Mechanical responses and failure characteristics of longmaxi formation shale under real-time high temperature and high-stress coupling

Abstract

For the safe and effective extraction of deep shale gas, it is essential to analyze the mechanical responses and failure characteristics of shale under real-time high temperature and high-stress coupling. Herein, triaxial compression experiments on Longmaxi Formation shale were carried out with various bedding angles under different confining pressures and real-time temperatures. The experimental results demonstrate that high confining pressure can transform the mechanical performance of shale from brittle to plasticity. Real-time high temperatures not only can aggravate this transition process but also cause discontinuous micro-rupture before shale failure.
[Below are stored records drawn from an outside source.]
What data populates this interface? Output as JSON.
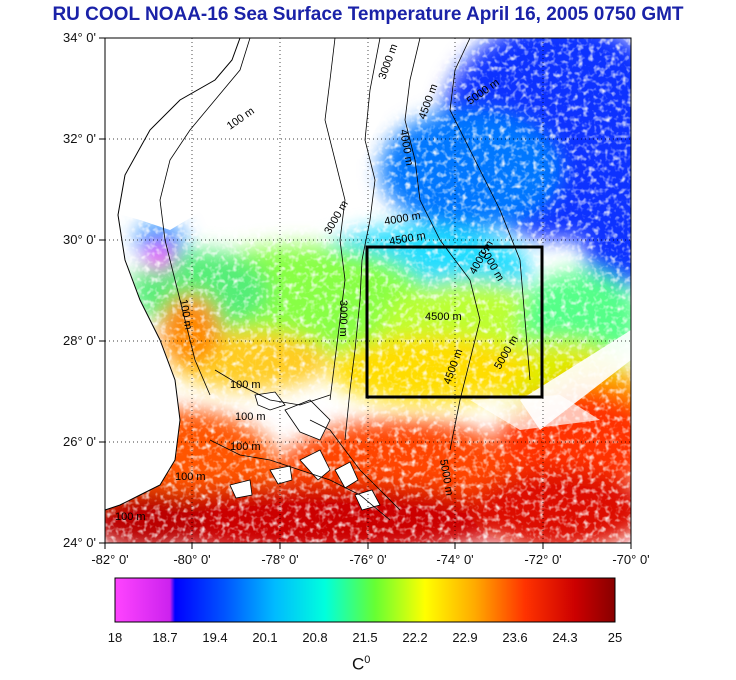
{
  "title": "RU COOL  NOAA-16 Sea Surface Temperature April 16, 2005 0750 GMT",
  "map": {
    "lat_range": [
      24,
      34
    ],
    "lon_range": [
      -82,
      -70
    ],
    "lat_labels": [
      "34° 0'",
      "32° 0'",
      "30° 0'",
      "28° 0'",
      "26° 0'",
      "24° 0'"
    ],
    "lon_labels": [
      "-82° 0'",
      "-80° 0'",
      "-78° 0'",
      "-76° 0'",
      "-74° 0'",
      "-72° 0'",
      "-70° 0'"
    ],
    "box_region": {
      "lon_min": -76,
      "lon_max": -72,
      "lat_min": 27,
      "lat_max": 30
    },
    "contour_labels": [
      "100 m",
      "100 m",
      "100 m",
      "100 m",
      "100 m",
      "100 m",
      "100 m",
      "3000 m",
      "4000 m",
      "4500 m",
      "5000 m",
      "3000 m",
      "4000 m",
      "4500 m",
      "4500 m",
      "5000 m",
      "5000 m",
      "4000 m",
      "4500 m",
      "3000 m",
      "5000 m"
    ]
  },
  "colorbar": {
    "labels": [
      "18",
      "18.7",
      "19.4",
      "20.1",
      "20.8",
      "21.5",
      "22.2",
      "22.9",
      "23.6",
      "24.3",
      "25"
    ],
    "unit_base": "C",
    "unit_sup": "0",
    "colors": [
      "#ff44ff",
      "#cc22ee",
      "#0000ff",
      "#0066ff",
      "#00ccff",
      "#00ffcc",
      "#66ff33",
      "#ffff00",
      "#ffaa00",
      "#ff3300",
      "#cc0000",
      "#880000"
    ]
  }
}
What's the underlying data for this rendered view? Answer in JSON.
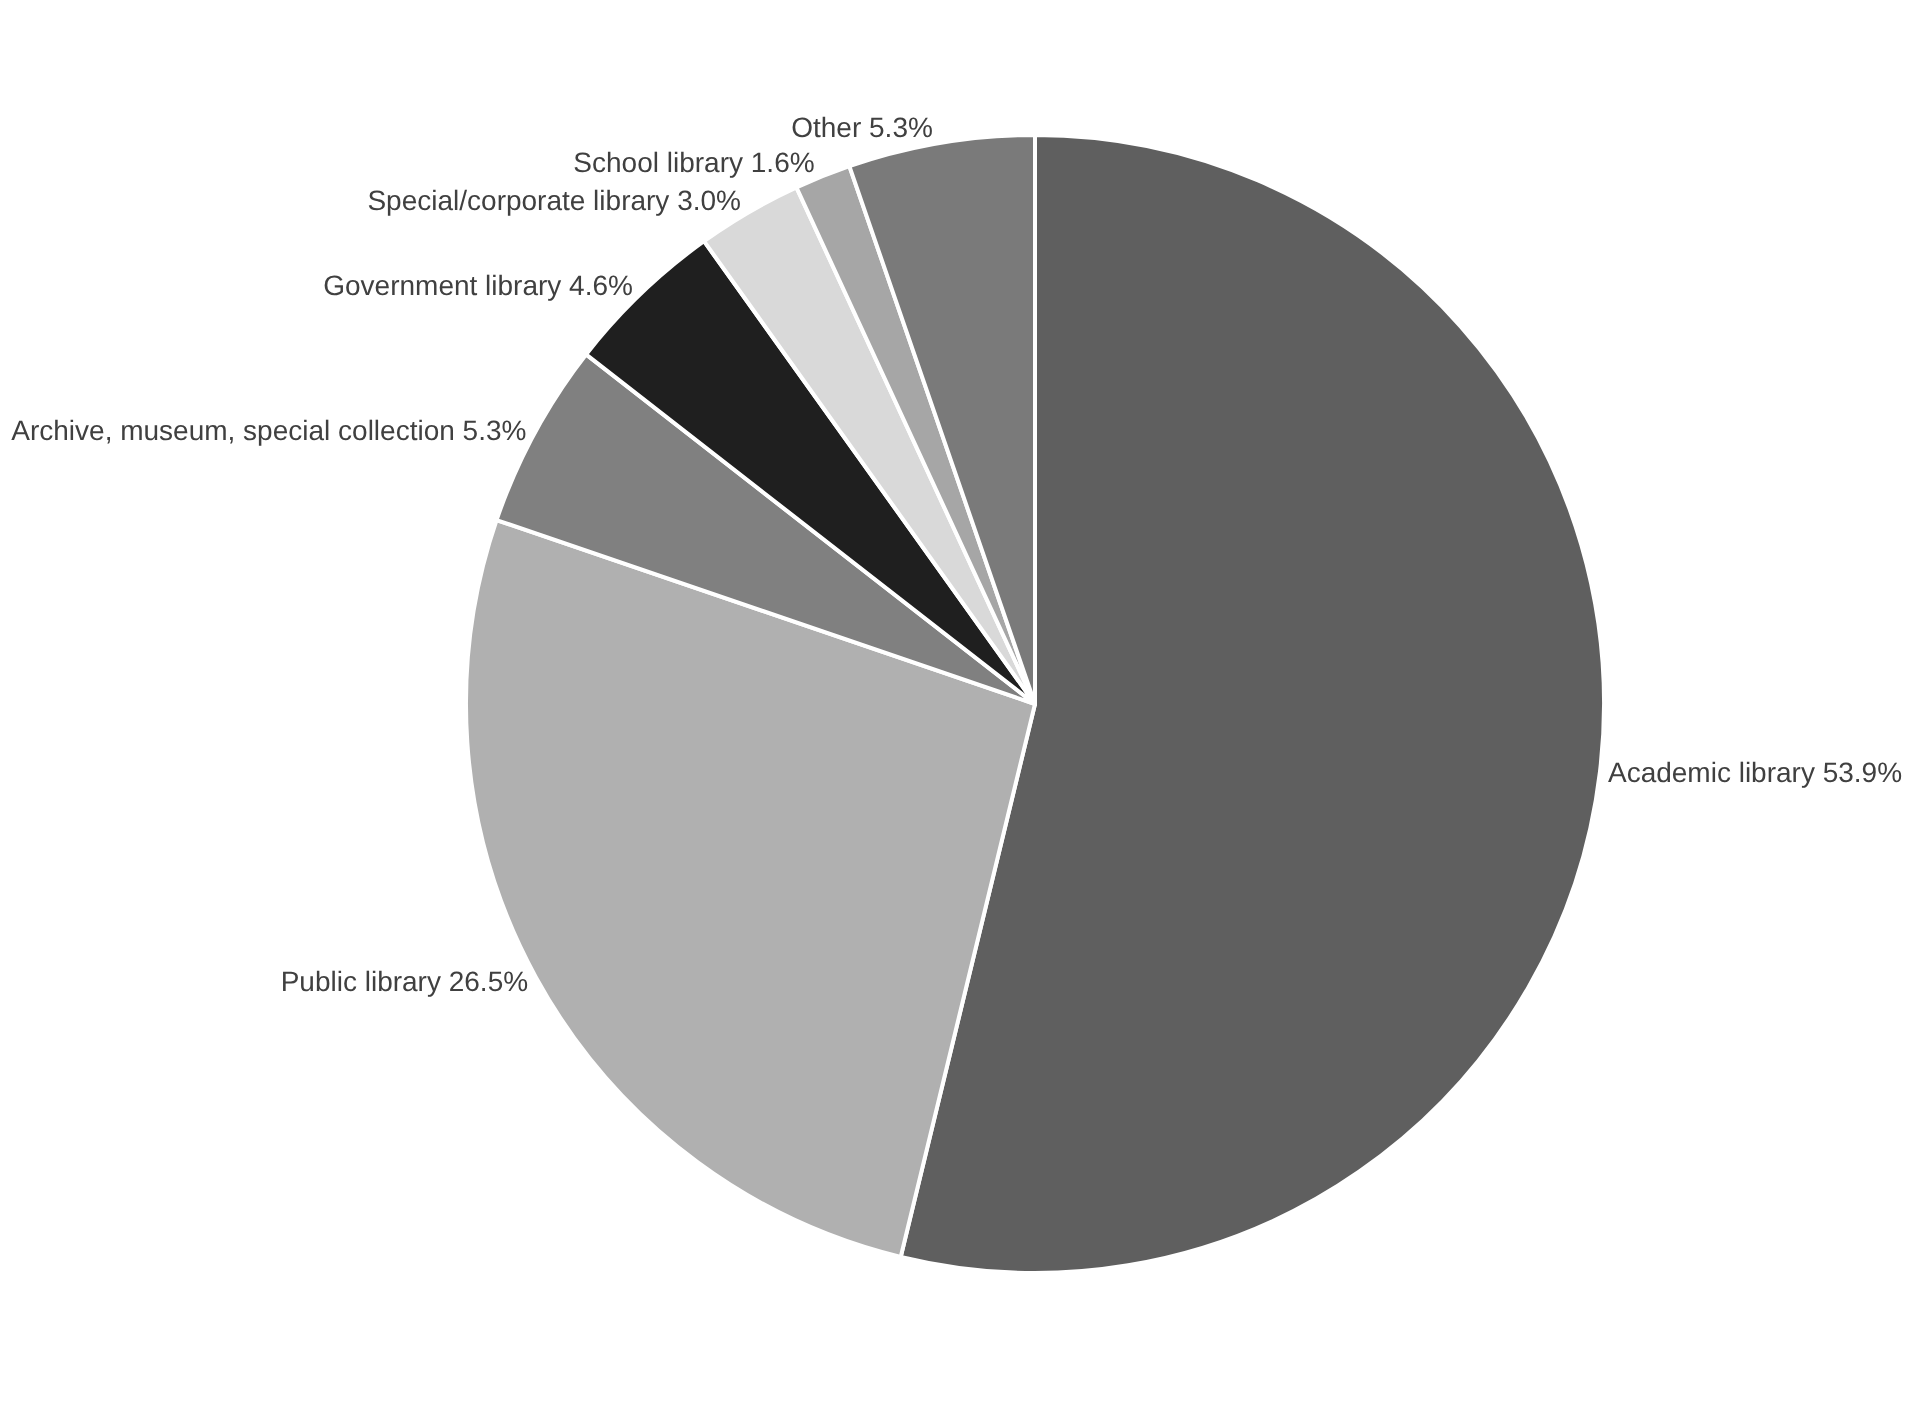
{
  "chart_data": {
    "type": "pie",
    "categories": [
      "Academic library",
      "Public library",
      "Archive, museum, special collection",
      "Government library",
      "Special/corporate library",
      "School library",
      "Other"
    ],
    "values": [
      53.9,
      26.5,
      5.3,
      4.6,
      3.0,
      1.6,
      5.3
    ],
    "value_labels": [
      "53.9%",
      "26.5%",
      "5.3%",
      "4.6%",
      "3.0%",
      "1.6%",
      "5.3%"
    ],
    "colors": [
      "#5f5f5f",
      "#b0b0b0",
      "#808080",
      "#1f1f1f",
      "#d9d9d9",
      "#a6a6a6",
      "#7a7a7a"
    ],
    "legend": false
  }
}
The acoustic emission (AE) evolution of shale under various confining pressures and real-time temperatures is generally similar and can correspond with the division of stress-strain stages. However, changes in confining pressure and real-time temperature have opposite effects on AE activity rate and associated parameters. In the deep environment, the real-time high temperature can also drive additional pores and microcracks, which change the microstructure of shale samples. Under high confining pressure, the impact of real-time high temperature on macroscopic failure modes diminishes, resulting in shale samples typically exhibiting the single shear failure mode. Furthermore, high confining pressure and real-time high temperature have different micro-mechanisms for improving shale ductility, as evidenced by their distinct effects on AE evolution.